First, we identify the overall function we need to integrate: \( \frac{\operatorname{csch}(1 / x) \operatorname{coth}(1 / x)}{x^{2}} \). Notice that this can be rewritten as \( \frac{1}{x^{2}} \cdot \operatorname{csch}(1 / x) \cdot \operatorname{coth}(1 / x) \).

This step is key to solve the integral. We recall that the derivative of \(-\log(\cosh(x))\) yields \(-\operatorname{csch}(x) \cdot \operatorname{coth}(x)\). Therefore, our integral bears a resemblance to the derivative of \(-\log(\cosh(x))\). However, our integrand involves \(1/x\) where \(x\) is in the argument of the csch and coth functions, so let's substitute \(1/x\) by \(u\), that is \(u=1/x\). The derivative of this substitution is \(-1/x^{2} dx = du\). Which is exactly the remaining part we wanted to get rid of in our integrand.

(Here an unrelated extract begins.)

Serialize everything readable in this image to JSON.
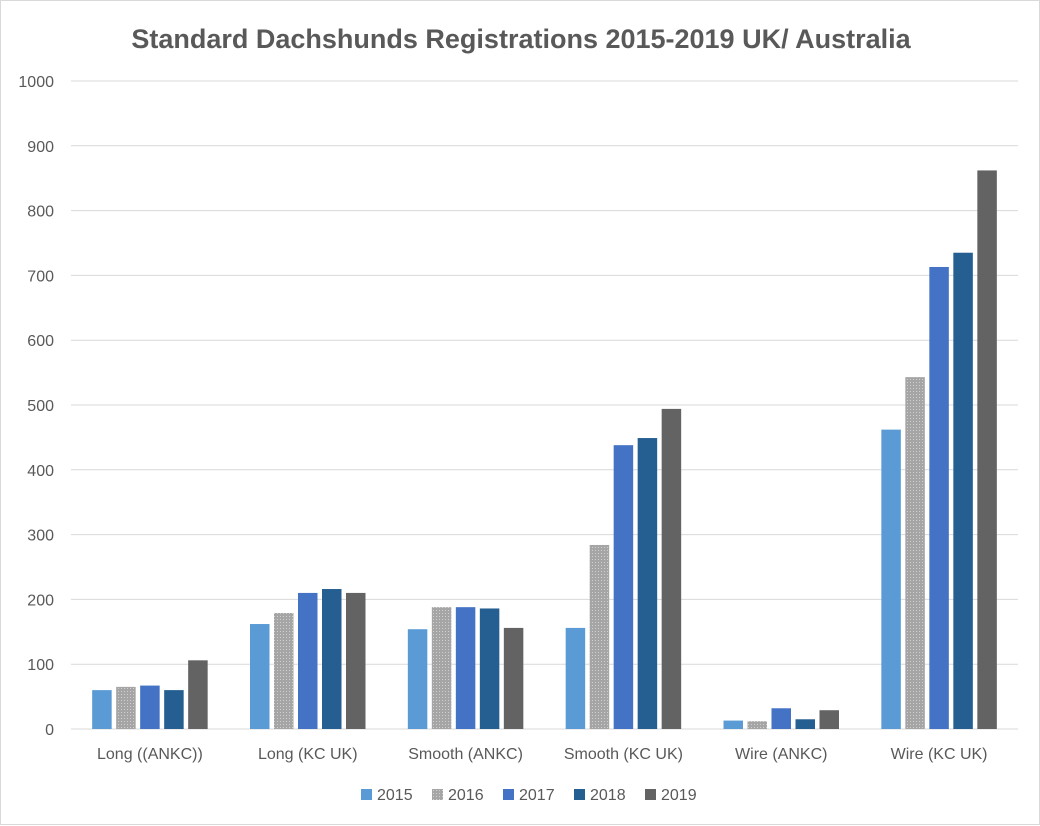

Now, we rewrite the original integral using our substitution. So, original integral \( \int \frac{\operatorname{csch}(1 / x) \operatorname{coth}(1 / x)}{x^{2}} dx \) becomes \( - \int \operatorname{csch}(u) \operatorname{coth}(u) du \), which as we mentioned in Step 2, is exactly the derivative of \(-\log(\cosh(u))\).

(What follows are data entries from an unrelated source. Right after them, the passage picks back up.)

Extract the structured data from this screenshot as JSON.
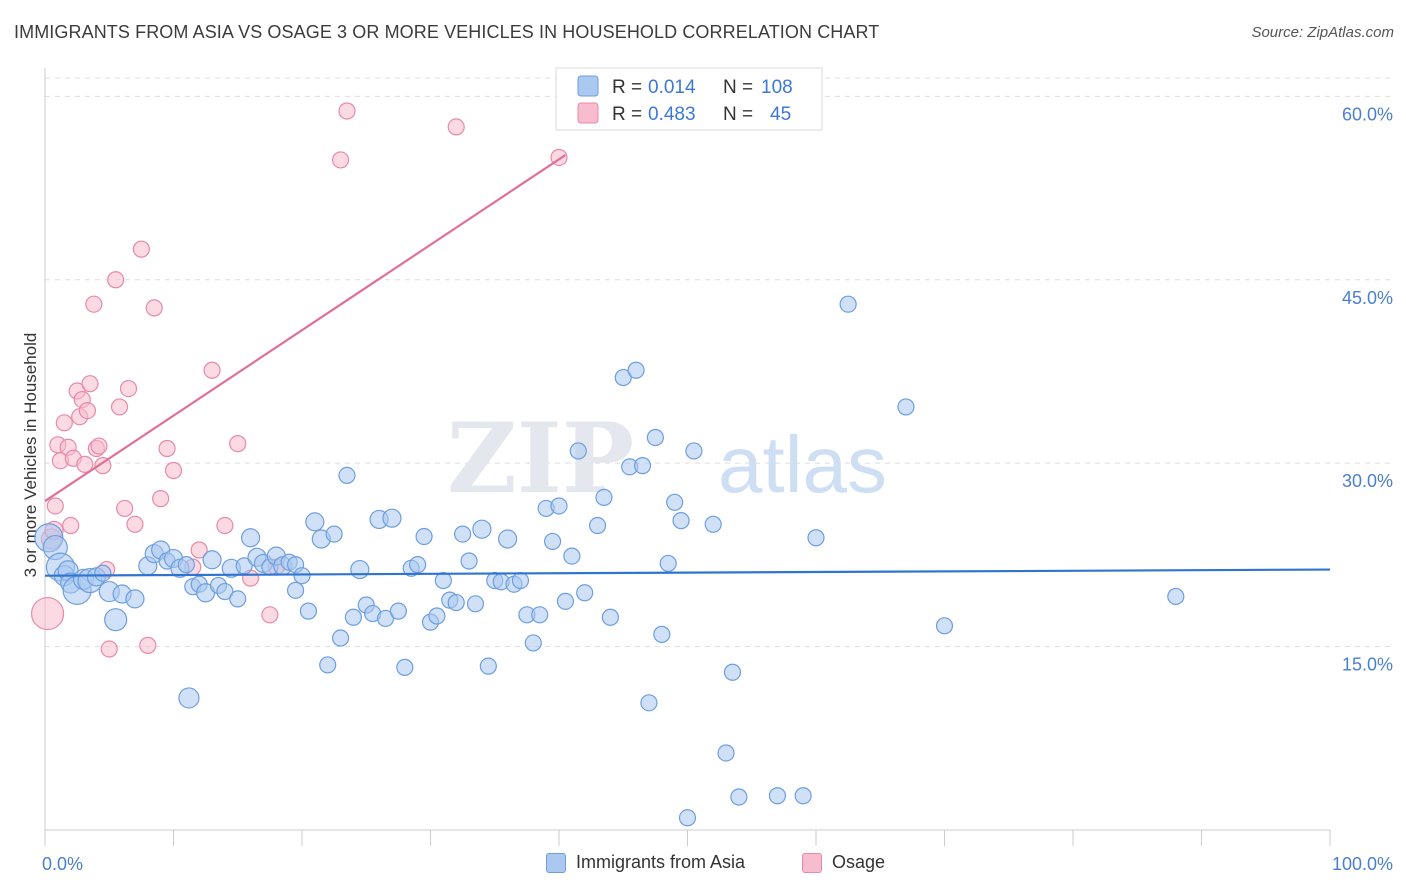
{
  "title": "IMMIGRANTS FROM ASIA VS OSAGE 3 OR MORE VEHICLES IN HOUSEHOLD CORRELATION CHART",
  "source": "Source: ZipAtlas.com",
  "watermark": {
    "zip": "ZIP",
    "atlas": "atlas"
  },
  "colors": {
    "blue_fill": "#aac8f0",
    "blue_stroke": "#6d9ee0",
    "blue_line": "#2f74d0",
    "pink_fill": "#f7bccd",
    "pink_stroke": "#e88aa6",
    "pink_line": "#e0709a",
    "grid": "#dddddd",
    "tick_text": "#4a7fd0"
  },
  "legend": [
    {
      "r_label": "R =",
      "r_value": "0.014",
      "n_label": "N =",
      "n_value": "108"
    },
    {
      "r_label": "R =",
      "r_value": "0.483",
      "n_label": "N =",
      "n_value": "45"
    }
  ],
  "chart_data": {
    "type": "scatter",
    "title": "IMMIGRANTS FROM ASIA VS OSAGE 3 OR MORE VEHICLES IN HOUSEHOLD CORRELATION CHART",
    "xlabel": "",
    "ylabel": "3 or more Vehicles in Household",
    "xlim": [
      0,
      100
    ],
    "ylim": [
      0,
      61.5
    ],
    "x_tick_labels": [
      "0.0%",
      "100.0%"
    ],
    "y_ticks": [
      15,
      30,
      45,
      60
    ],
    "y_tick_labels": [
      "15.0%",
      "30.0%",
      "45.0%",
      "60.0%"
    ],
    "grid": true,
    "series": [
      {
        "name": "Immigrants from Asia",
        "color": "#aac8f0",
        "trend": {
          "x": [
            0,
            100
          ],
          "y": [
            20.8,
            21.3
          ]
        },
        "points": [
          [
            0.3,
            23.9,
            14
          ],
          [
            0.8,
            23.1,
            12
          ],
          [
            1.2,
            21.5,
            14
          ],
          [
            1.5,
            20.8,
            10
          ],
          [
            1.8,
            21.2,
            10
          ],
          [
            2.0,
            20.2,
            10
          ],
          [
            2.5,
            19.6,
            14
          ],
          [
            3.0,
            20.5,
            10
          ],
          [
            3.5,
            20.4,
            12
          ],
          [
            4.0,
            20.7,
            9
          ],
          [
            4.5,
            21.0,
            8
          ],
          [
            5.0,
            19.5,
            10
          ],
          [
            5.5,
            17.2,
            11
          ],
          [
            6.0,
            19.3,
            9
          ],
          [
            7.0,
            18.9,
            9
          ],
          [
            8.0,
            21.6,
            9
          ],
          [
            8.5,
            22.6,
            9
          ],
          [
            9.0,
            22.9,
            9
          ],
          [
            9.5,
            22.0,
            8
          ],
          [
            10.0,
            22.2,
            9
          ],
          [
            10.5,
            21.4,
            9
          ],
          [
            11.0,
            21.7,
            8
          ],
          [
            11.2,
            10.8,
            10
          ],
          [
            11.5,
            19.9,
            8
          ],
          [
            12.0,
            20.1,
            8
          ],
          [
            12.5,
            19.4,
            9
          ],
          [
            13.0,
            22.1,
            9
          ],
          [
            13.5,
            20.0,
            8
          ],
          [
            14.0,
            19.5,
            8
          ],
          [
            14.5,
            21.4,
            9
          ],
          [
            15.0,
            18.9,
            8
          ],
          [
            15.5,
            21.6,
            8
          ],
          [
            16.0,
            23.9,
            9
          ],
          [
            16.5,
            22.3,
            9
          ],
          [
            17.0,
            21.8,
            9
          ],
          [
            17.5,
            21.5,
            8
          ],
          [
            18.0,
            22.4,
            9
          ],
          [
            18.5,
            21.6,
            9
          ],
          [
            19.0,
            21.9,
            8
          ],
          [
            19.5,
            21.7,
            8
          ],
          [
            19.5,
            19.6,
            8
          ],
          [
            20.0,
            20.8,
            8
          ],
          [
            20.5,
            17.9,
            8
          ],
          [
            21.0,
            25.2,
            9
          ],
          [
            21.5,
            23.8,
            9
          ],
          [
            22.0,
            13.5,
            8
          ],
          [
            22.5,
            24.2,
            8
          ],
          [
            23.0,
            15.7,
            8
          ],
          [
            23.5,
            29.0,
            8
          ],
          [
            24.0,
            17.4,
            8
          ],
          [
            24.5,
            21.3,
            9
          ],
          [
            25.0,
            18.4,
            8
          ],
          [
            25.5,
            17.7,
            8
          ],
          [
            26.0,
            25.4,
            9
          ],
          [
            26.5,
            17.3,
            8
          ],
          [
            27.0,
            25.5,
            9
          ],
          [
            27.5,
            17.9,
            8
          ],
          [
            28.0,
            13.3,
            8
          ],
          [
            28.5,
            21.4,
            8
          ],
          [
            29.0,
            21.7,
            8
          ],
          [
            29.5,
            24.0,
            8
          ],
          [
            30.0,
            17.0,
            8
          ],
          [
            30.5,
            17.5,
            8
          ],
          [
            31.0,
            20.4,
            8
          ],
          [
            31.5,
            18.8,
            8
          ],
          [
            32.0,
            18.6,
            8
          ],
          [
            32.5,
            24.2,
            8
          ],
          [
            33.0,
            22.0,
            8
          ],
          [
            33.5,
            18.5,
            8
          ],
          [
            34.0,
            24.6,
            9
          ],
          [
            34.5,
            13.4,
            8
          ],
          [
            35.0,
            20.4,
            8
          ],
          [
            35.5,
            20.3,
            8
          ],
          [
            36.0,
            23.8,
            9
          ],
          [
            36.5,
            20.1,
            8
          ],
          [
            37.0,
            20.4,
            8
          ],
          [
            37.5,
            17.6,
            8
          ],
          [
            38.0,
            15.3,
            8
          ],
          [
            38.5,
            17.6,
            8
          ],
          [
            39.0,
            26.3,
            8
          ],
          [
            39.5,
            23.6,
            8
          ],
          [
            40.0,
            26.5,
            8
          ],
          [
            40.5,
            18.7,
            8
          ],
          [
            41.0,
            22.4,
            8
          ],
          [
            41.5,
            31.0,
            8
          ],
          [
            42.0,
            19.4,
            8
          ],
          [
            43.0,
            24.9,
            8
          ],
          [
            43.5,
            27.2,
            8
          ],
          [
            44.0,
            17.4,
            8
          ],
          [
            45.0,
            37.0,
            8
          ],
          [
            45.5,
            29.7,
            8
          ],
          [
            46.0,
            37.6,
            8
          ],
          [
            46.5,
            29.8,
            8
          ],
          [
            47.0,
            10.4,
            8
          ],
          [
            47.5,
            32.1,
            8
          ],
          [
            48.0,
            16.0,
            8
          ],
          [
            48.5,
            21.8,
            8
          ],
          [
            49.0,
            26.8,
            8
          ],
          [
            49.5,
            25.3,
            8
          ],
          [
            50.0,
            1.0,
            8
          ],
          [
            50.5,
            31.0,
            8
          ],
          [
            52.0,
            25.0,
            8
          ],
          [
            53.0,
            6.3,
            8
          ],
          [
            53.5,
            12.9,
            8
          ],
          [
            54.0,
            2.7,
            8
          ],
          [
            57.0,
            2.8,
            8
          ],
          [
            59.0,
            2.8,
            8
          ],
          [
            60.0,
            23.9,
            8
          ],
          [
            62.5,
            43.0,
            8
          ],
          [
            67.0,
            34.6,
            8
          ],
          [
            70.0,
            16.7,
            8
          ],
          [
            88.0,
            19.1,
            8
          ]
        ]
      },
      {
        "name": "Osage",
        "color": "#f7bccd",
        "trend": {
          "x": [
            0,
            40.5
          ],
          "y": [
            26.9,
            55.2
          ]
        },
        "points": [
          [
            0.2,
            17.7,
            16
          ],
          [
            0.5,
            23.8,
            10
          ],
          [
            0.7,
            24.5,
            9
          ],
          [
            0.8,
            26.5,
            8
          ],
          [
            1.0,
            31.5,
            8
          ],
          [
            1.2,
            30.2,
            8
          ],
          [
            1.5,
            33.3,
            8
          ],
          [
            1.8,
            31.3,
            8
          ],
          [
            2.0,
            24.9,
            8
          ],
          [
            2.2,
            30.4,
            8
          ],
          [
            2.5,
            35.9,
            8
          ],
          [
            2.7,
            33.8,
            8
          ],
          [
            2.9,
            35.2,
            8
          ],
          [
            3.1,
            29.9,
            8
          ],
          [
            3.3,
            34.3,
            8
          ],
          [
            3.5,
            36.5,
            8
          ],
          [
            3.8,
            43.0,
            8
          ],
          [
            4.0,
            31.2,
            8
          ],
          [
            4.2,
            31.4,
            8
          ],
          [
            4.5,
            29.8,
            8
          ],
          [
            4.8,
            21.3,
            8
          ],
          [
            5.0,
            14.8,
            8
          ],
          [
            5.5,
            45.0,
            8
          ],
          [
            5.8,
            34.6,
            8
          ],
          [
            6.2,
            26.3,
            8
          ],
          [
            6.5,
            36.1,
            8
          ],
          [
            7.0,
            25.0,
            8
          ],
          [
            7.5,
            47.5,
            8
          ],
          [
            8.0,
            15.1,
            8
          ],
          [
            8.5,
            42.7,
            8
          ],
          [
            9.0,
            27.1,
            8
          ],
          [
            9.5,
            31.2,
            8
          ],
          [
            10.0,
            29.4,
            8
          ],
          [
            11.5,
            21.5,
            8
          ],
          [
            12.0,
            22.9,
            8
          ],
          [
            13.0,
            37.6,
            8
          ],
          [
            14.0,
            24.9,
            8
          ],
          [
            15.0,
            31.6,
            8
          ],
          [
            16.0,
            20.6,
            8
          ],
          [
            17.5,
            17.6,
            8
          ],
          [
            18.0,
            21.5,
            8
          ],
          [
            23.0,
            54.8,
            8
          ],
          [
            23.5,
            58.8,
            8
          ],
          [
            32.0,
            57.5,
            8
          ],
          [
            40.0,
            55.0,
            8
          ]
        ]
      }
    ]
  },
  "bottom_legend": [
    {
      "label": "Immigrants from Asia"
    },
    {
      "label": "Osage"
    }
  ]
}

Remembering that the indefinite integral is the antiderivative, and noticing that we have the derivative of \(-\log(\cosh(u))\), we can see that the integral of this function is merely \(-\log(\cosh(u))\).

Replacing \(u\) with \(1/x\) gives us the final answer to the integral, \(-\log(\cosh(1/x))\).

We must not forget to add the constant of integration C, considering we are finding an indefinite integral, that would give us the final solution \(-\log(\cosh(1/x)) + C \).